When to use this vs the gateway

  • Use Server when you want model="provider/model" routing across many providers/models from one gateway process.
  • Use Endpoint when you want a dedicated “one worker = one model” process (simpler performance characteristics; fewer per-request initialization costs).

Install

pip install "abstractcore[server]"

Then install the provider extra you need:

pip install "abstractcore[mlx]"         # Apple Silicon local inference
pip install "abstractcore[huggingface]" # Transformers / torch / llama-cpp-python (heavy)

Run

# CLI flags
abstractcore-endpoint --provider mlx --model mlx-community/Qwen3-4B --host 0.0.0.0 --port 8001

# Or via env vars
export ABSTRACTENDPOINT_PROVIDER=mlx
export ABSTRACTENDPOINT_MODEL=mlx-community/Qwen3-4B
export ABSTRACTENDPOINT_HOST=0.0.0.0
export ABSTRACTENDPOINT_PORT=8001
abstractcore-endpoint

Health check:

curl http://localhost:8001/health

Use with an OpenAI-compatible client

from openai import OpenAI

client = OpenAI(base_url="http://localhost:8001/v1", api_key="unused")
resp = client.chat.completions.create(
    model="anything",  # ignored/validated in single-model mode
    messages=[{"role": "user", "content": "Hello!"}],
)
print(resp.choices[0].message.content)

The endpoint accepts the same unified thinking control as the gateway on /v1/chat/completions, so a dedicated local worker can expose provider-native reasoning toggles without any extra adapter layer. It also accepts prompt_cache_binding, the optional exact durable bloc binding returned by /acore/blocs/kv/load.

Prompt cache control plane (optional)

If the underlying provider exposes prompt-cache controls, the endpoint also exposes a small control plane under /acore/prompt_cache/* (see abstractcore/endpoint/app.py):

  • GET /acore/prompt_cache/stats
  • GET /acore/prompt_cache/capabilities
  • POST /acore/prompt_cache/set
  • POST /acore/prompt_cache/update
  • POST /acore/prompt_cache/fork
  • POST /acore/prompt_cache/clear
  • POST /acore/prompt_cache/prepare_modules

Response contract:

  • GET /acore/prompt_cache/capabilities always returns the provider capability profile (supported, operation="capabilities", capabilities).
  • Other prompt-cache routes return structured payloads instead of ambiguous booleans:
    • success: supported=true
    • unsupported operation: supported=false, code="prompt_cache_unsupported"
    • runtime/provider failure: supported=false, code="prompt_cache_error"

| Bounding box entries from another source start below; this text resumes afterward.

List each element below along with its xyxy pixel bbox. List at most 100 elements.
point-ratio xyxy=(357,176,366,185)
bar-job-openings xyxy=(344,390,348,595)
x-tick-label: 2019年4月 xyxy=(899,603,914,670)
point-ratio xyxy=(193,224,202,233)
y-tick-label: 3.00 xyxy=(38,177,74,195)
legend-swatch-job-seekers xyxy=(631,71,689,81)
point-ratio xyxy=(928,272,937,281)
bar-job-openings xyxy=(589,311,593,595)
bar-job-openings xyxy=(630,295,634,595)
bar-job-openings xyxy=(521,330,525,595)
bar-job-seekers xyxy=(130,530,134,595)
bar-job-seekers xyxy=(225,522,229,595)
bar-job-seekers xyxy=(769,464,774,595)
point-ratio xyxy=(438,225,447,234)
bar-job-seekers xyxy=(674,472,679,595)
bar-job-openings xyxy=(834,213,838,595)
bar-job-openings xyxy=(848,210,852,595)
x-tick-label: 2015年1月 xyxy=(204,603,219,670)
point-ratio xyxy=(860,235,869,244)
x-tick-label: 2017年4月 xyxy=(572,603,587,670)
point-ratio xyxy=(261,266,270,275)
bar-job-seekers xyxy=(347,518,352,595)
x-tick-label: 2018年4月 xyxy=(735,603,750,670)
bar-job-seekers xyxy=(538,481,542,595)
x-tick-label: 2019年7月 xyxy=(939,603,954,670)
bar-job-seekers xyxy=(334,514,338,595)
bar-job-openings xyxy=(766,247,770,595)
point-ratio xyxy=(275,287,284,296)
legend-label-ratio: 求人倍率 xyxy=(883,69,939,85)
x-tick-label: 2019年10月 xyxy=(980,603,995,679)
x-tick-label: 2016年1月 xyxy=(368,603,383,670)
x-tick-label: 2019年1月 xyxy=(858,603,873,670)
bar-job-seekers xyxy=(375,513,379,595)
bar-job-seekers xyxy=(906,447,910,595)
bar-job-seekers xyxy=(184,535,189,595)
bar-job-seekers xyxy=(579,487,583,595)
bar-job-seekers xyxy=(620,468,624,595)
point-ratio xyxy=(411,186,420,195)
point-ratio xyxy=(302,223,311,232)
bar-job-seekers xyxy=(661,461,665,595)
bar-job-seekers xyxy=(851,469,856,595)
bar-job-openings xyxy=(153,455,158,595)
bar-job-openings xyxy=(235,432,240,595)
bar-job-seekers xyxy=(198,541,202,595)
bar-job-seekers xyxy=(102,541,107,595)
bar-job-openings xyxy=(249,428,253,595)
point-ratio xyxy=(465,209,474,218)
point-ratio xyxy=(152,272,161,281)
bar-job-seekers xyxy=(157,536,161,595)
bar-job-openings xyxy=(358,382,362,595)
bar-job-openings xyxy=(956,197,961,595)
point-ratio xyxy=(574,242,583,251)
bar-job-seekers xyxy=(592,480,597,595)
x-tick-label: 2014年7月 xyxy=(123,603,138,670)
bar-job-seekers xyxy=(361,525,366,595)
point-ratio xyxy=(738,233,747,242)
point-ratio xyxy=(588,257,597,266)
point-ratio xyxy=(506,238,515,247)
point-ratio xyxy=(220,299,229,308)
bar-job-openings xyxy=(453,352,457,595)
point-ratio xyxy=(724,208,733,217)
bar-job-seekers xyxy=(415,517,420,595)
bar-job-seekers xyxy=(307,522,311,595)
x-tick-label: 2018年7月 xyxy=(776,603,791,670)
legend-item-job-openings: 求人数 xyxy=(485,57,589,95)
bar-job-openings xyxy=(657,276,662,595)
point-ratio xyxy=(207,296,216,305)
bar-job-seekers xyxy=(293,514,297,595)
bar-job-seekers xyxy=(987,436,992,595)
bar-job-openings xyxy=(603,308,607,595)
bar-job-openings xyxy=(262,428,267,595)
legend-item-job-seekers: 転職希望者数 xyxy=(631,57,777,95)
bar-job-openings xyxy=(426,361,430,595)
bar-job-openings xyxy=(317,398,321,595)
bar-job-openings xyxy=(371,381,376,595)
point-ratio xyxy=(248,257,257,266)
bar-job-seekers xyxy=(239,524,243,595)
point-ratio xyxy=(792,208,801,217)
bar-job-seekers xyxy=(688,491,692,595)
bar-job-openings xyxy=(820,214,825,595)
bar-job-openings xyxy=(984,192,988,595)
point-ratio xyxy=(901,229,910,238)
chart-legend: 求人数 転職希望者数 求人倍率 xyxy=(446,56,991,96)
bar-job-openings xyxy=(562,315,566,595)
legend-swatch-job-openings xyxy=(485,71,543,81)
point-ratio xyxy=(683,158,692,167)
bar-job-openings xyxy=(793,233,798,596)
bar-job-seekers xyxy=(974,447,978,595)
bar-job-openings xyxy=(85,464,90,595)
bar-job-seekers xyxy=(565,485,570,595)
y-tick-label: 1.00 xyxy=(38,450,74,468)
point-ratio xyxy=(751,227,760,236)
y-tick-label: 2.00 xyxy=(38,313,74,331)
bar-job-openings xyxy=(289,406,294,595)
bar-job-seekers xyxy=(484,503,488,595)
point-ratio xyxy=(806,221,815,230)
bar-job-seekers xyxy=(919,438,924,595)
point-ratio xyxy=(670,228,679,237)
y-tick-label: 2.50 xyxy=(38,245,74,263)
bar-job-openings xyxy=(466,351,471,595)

The capabilities object is always included on prompt-cache control-plane responses so callers can branch on mode / supports_* flags without re-probing the provider.

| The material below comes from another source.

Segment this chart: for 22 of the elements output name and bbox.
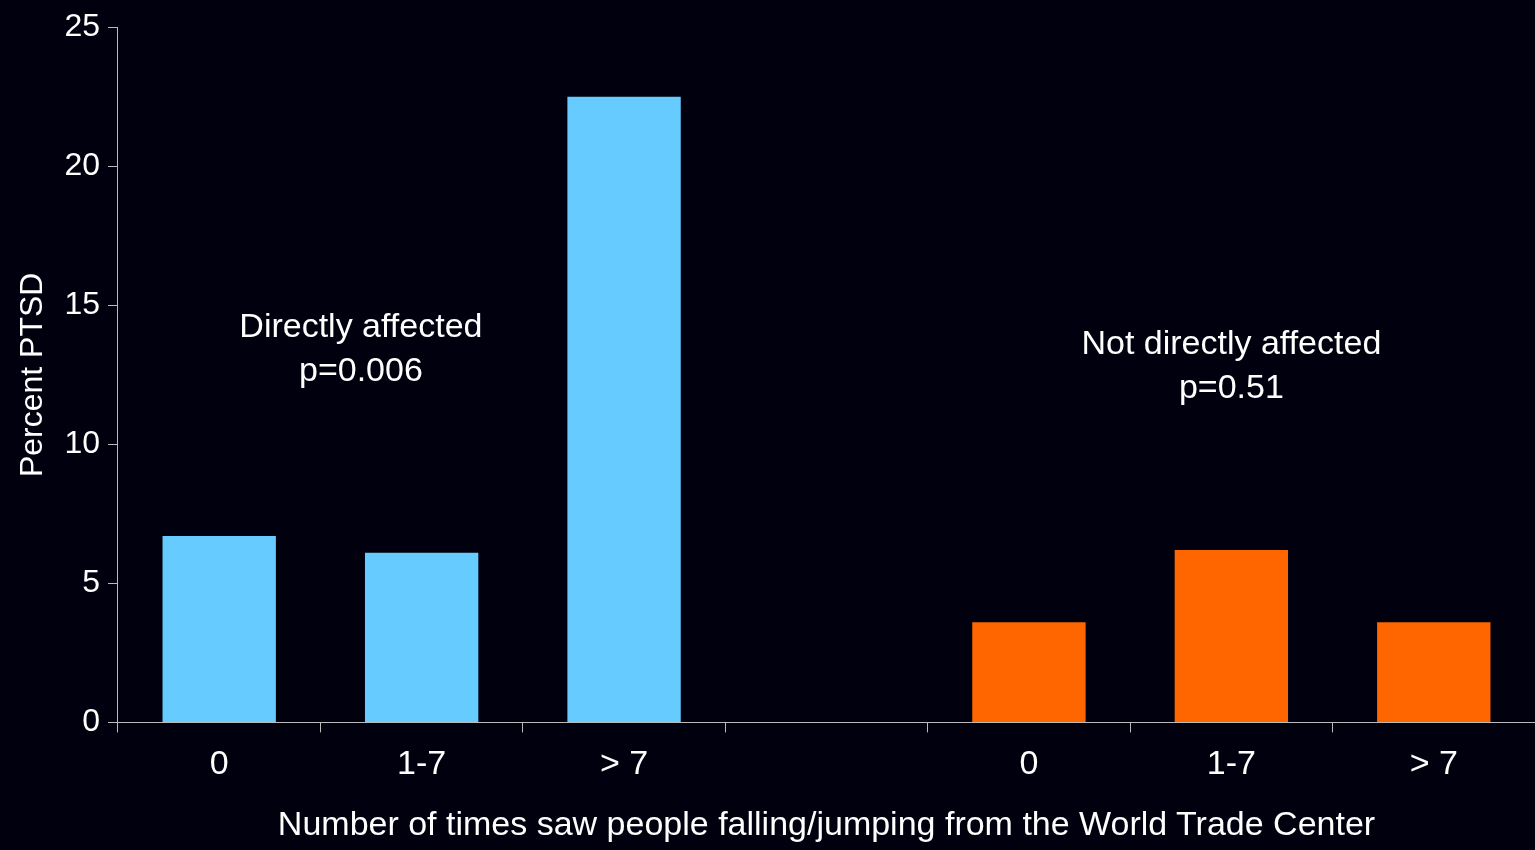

POST /acore/prompt_cache/update also accepts optional thinking, which is applied before the provider appends the cached fragment. This matters for local backends where reasoning control changes prompt serialization.

For caching concepts, see Session Management and Architecture. For a dedicated overview, see Prompt Caching.

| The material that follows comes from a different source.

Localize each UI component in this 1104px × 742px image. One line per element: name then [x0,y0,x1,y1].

Memory blocs and durable provider-backed bloc KV artifacts

AbstractEndpoint can also expose a small memory-bloc control plane for single-model local providers:

  • POST /acore/blocs/upsert_text
  • GET /acore/blocs/record
  • GET /acore/blocs/kv/manifest
  • POST /acore/blocs/kv/ensure
  • POST /acore/blocs/kv/load

Typical flow:

  1. persist extracted text into the endpoint-local bloc store with POST /acore/blocs/upsert_text
  2. compile or validate the durable artifact with POST /acore/blocs/kv/ensure
  3. load or fork it into an in-process cache key with POST /acore/blocs/kv/load
  4. call /v1/chat/completions with the returned artifact.prompt_cache_binding when exact request-time binding is required

Important boundary:

  • the durable artifact is bloc-only; it is not a full system + tools + transcript bootstrap
  • the loaded cache key is worker-local to this AbstractEndpoint process
  • stable reuse only works when subsequent requests hit the same long-lived endpoint worker/provider
  • the shared route shape covers MLX, HuggingFace transformers, and supported HuggingFace GGUF exact-renderer paths
  • debug=true on ensure/load returns verbose artifact proof fields, and stale prompt_cache_binding use fails before generation

For the storage contract and Python helpers, see Memory Blocs.